Dix des meilleures nouvelles jamais écrites
« The Dead” de James Joyce
Au cours d’une seule soirée à Dublin, Joyce présente un portrait dévastateur de l’ego masculin fragile. Les lignes de clôture sont parmi les plus célèbres de la littérature anglaise.
« Emergency » de Denis Johnson
Deux préposés aux bénéficiaires de l’hôpital drogués tombent du travail, partent en voiture et se perdent dans les bois. Une merveille ligne par ligne à la fois drôle et profonde.
”The Garden Party » de Katherine Mansfield
L’histoire de Mansfield sur la mort d’un pauvre carter le jour de la garden party d’une famille riche n’a jamais été datée, mais pendant la pandémie, lorsque les décès liés au Covid-19 se poursuivent au milieu de la réouverture des pubs, cela semble fraîchement et troublant.
« Sonny’s Blues” de James Baldwin
L’histoire de Baldwin décrit deux frères séparés qui se reconnectent dans le Harlem des années 1950. Leur expérience donne un récit sombre de la vie noire américaine mais se déplace vers la lumière dans sa scène finale inoubliable.
« Gusev” d’Anton Tchekhov
Le moins caractéristique des chefs-d’œuvre de Tchekhov, « Gusev” décrit les derniers jours fébriles d’un soldat qui rentre en Russie et contient l’une des représentations les plus extraordinaires de la mort dans la littérature.
« L’histoire vraie d’Ah Q » de Lu Xun
Cette histoire satirique, picaresque et finalement sombre décrit les mésaventures du tout-puissant Ah Q, dont les triomphes se transforment toujours en défaites.
» D’où vient la Voix ? »par Eudora Welty
Racontée du point de vue d’un tueur raciste, cette histoire a été écrite au lendemain du meurtre du militant des droits civiques Medgar Evers. Welty a dit que « la colère a allumé le fusible” de son histoire, qui semble bouillonner sur la page.
« Fits” par Alice Munro
En 1982, Munro a écrit: « Chaque ébauche finale, chaque histoire publiée, n’est encore qu’une tentative, une approche, de l’histoire. » »Fits » incarne cette croyance, alors que les habitants d’une petite ville concoctent leurs propres explications pour un meurtre-suicide qui s’est produit au milieu d’eux.
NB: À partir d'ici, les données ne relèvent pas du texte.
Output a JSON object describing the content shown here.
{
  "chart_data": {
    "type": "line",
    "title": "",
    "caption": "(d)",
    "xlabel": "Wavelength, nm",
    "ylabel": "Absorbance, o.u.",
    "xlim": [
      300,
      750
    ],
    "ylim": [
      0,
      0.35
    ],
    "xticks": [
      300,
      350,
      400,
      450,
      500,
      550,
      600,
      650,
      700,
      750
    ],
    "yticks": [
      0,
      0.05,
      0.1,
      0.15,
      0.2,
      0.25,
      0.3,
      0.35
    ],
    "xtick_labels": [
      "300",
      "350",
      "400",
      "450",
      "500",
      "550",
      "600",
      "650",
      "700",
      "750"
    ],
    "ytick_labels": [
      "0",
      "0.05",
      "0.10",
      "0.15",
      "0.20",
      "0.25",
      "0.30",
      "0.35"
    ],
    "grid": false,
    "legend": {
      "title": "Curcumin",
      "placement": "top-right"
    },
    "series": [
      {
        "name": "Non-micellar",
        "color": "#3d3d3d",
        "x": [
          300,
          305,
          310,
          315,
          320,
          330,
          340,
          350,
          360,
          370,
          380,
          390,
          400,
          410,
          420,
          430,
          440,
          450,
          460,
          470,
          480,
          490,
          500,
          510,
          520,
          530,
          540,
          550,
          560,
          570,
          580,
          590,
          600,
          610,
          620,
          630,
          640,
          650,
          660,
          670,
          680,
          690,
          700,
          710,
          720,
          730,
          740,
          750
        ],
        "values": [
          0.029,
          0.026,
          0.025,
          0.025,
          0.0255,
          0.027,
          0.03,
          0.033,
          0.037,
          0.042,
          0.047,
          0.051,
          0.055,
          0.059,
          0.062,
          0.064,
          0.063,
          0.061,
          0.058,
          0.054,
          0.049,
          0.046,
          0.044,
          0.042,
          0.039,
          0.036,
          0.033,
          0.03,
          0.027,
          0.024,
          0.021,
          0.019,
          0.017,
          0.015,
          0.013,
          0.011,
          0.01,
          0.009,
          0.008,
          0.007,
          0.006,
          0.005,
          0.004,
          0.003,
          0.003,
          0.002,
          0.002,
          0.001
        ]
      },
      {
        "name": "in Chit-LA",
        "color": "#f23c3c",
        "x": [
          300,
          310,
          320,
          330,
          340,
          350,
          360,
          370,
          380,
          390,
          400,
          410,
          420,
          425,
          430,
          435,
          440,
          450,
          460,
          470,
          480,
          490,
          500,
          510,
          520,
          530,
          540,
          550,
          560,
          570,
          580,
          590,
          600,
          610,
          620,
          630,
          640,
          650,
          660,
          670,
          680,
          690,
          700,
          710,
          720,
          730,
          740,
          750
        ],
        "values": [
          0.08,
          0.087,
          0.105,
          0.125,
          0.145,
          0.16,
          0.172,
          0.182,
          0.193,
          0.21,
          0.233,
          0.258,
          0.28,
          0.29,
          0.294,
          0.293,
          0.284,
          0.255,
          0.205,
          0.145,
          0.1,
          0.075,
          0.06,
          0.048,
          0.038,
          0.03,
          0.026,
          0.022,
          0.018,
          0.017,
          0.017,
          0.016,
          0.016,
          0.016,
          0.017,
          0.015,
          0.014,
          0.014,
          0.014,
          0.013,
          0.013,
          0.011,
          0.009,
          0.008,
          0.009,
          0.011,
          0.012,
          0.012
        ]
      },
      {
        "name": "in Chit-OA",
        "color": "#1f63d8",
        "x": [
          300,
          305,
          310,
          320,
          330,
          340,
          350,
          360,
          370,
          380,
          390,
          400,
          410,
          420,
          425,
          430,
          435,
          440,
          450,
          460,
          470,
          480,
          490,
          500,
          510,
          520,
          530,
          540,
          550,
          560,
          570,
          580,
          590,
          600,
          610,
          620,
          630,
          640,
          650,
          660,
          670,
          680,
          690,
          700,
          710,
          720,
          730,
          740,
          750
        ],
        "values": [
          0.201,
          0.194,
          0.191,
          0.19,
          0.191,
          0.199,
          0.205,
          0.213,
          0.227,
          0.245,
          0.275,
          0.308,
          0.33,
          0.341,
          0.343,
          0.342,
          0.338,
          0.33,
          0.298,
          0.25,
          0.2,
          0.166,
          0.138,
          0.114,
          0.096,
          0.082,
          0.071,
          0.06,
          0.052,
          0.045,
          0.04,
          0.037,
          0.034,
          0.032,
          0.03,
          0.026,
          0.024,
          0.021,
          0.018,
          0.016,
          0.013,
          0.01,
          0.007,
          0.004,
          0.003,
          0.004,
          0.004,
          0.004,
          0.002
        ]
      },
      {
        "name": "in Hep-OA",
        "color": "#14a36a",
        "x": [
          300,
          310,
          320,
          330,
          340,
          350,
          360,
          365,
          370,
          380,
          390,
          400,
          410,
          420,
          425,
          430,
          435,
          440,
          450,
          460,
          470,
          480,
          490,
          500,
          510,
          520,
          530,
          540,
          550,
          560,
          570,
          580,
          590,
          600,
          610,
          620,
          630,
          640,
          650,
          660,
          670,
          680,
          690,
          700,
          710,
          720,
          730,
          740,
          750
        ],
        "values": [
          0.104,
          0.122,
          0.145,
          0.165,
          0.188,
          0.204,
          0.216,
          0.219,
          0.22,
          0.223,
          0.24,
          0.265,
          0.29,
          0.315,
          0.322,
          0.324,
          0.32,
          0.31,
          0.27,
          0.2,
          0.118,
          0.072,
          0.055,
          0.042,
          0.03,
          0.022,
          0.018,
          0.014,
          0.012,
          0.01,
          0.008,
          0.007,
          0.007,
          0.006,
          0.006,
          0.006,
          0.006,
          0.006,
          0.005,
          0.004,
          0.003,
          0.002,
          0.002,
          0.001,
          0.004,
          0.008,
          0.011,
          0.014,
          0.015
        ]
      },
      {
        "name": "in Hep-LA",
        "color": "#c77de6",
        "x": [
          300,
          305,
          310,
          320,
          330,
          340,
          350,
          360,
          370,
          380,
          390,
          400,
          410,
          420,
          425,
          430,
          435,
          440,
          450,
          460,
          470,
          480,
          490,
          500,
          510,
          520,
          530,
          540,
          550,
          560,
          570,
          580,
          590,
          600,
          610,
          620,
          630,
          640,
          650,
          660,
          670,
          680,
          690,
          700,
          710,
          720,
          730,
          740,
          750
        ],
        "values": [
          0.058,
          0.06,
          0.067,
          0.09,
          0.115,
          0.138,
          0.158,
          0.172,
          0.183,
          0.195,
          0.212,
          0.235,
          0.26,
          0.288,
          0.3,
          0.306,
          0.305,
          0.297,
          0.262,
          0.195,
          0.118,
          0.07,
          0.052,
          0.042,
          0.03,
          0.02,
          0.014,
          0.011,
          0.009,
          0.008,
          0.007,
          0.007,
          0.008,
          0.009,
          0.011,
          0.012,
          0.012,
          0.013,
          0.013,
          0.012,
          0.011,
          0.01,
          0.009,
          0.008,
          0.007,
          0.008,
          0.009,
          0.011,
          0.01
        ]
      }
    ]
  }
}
« Looking for a Rain God » de Bessie Head
Les histoires de Head, basées sur des entretiens qu’elle a menés avec les villageois de Serowe, au Botswana, sont comme des contes folkloriques élaborés: l’histoire originale, en l’occurrence sur une terrible sécheresse, est recouverte d’un sens de l’ironie, d’une connaissance de l’histoire et d’un goût pour l’énigme.
« La Compagnie des Loups” d’Angela Carter
Dans son recueil The Bloody Chamber, Carter a mis à jour les contes populaires, en faisant ressortir leur « contenu latent” pour exposer leurs hypothèses patriarcales et leur misogynie. « La Compagnie des Loups » est sa mémorable « revisitation » du ”Petit Chaperon Rouge ».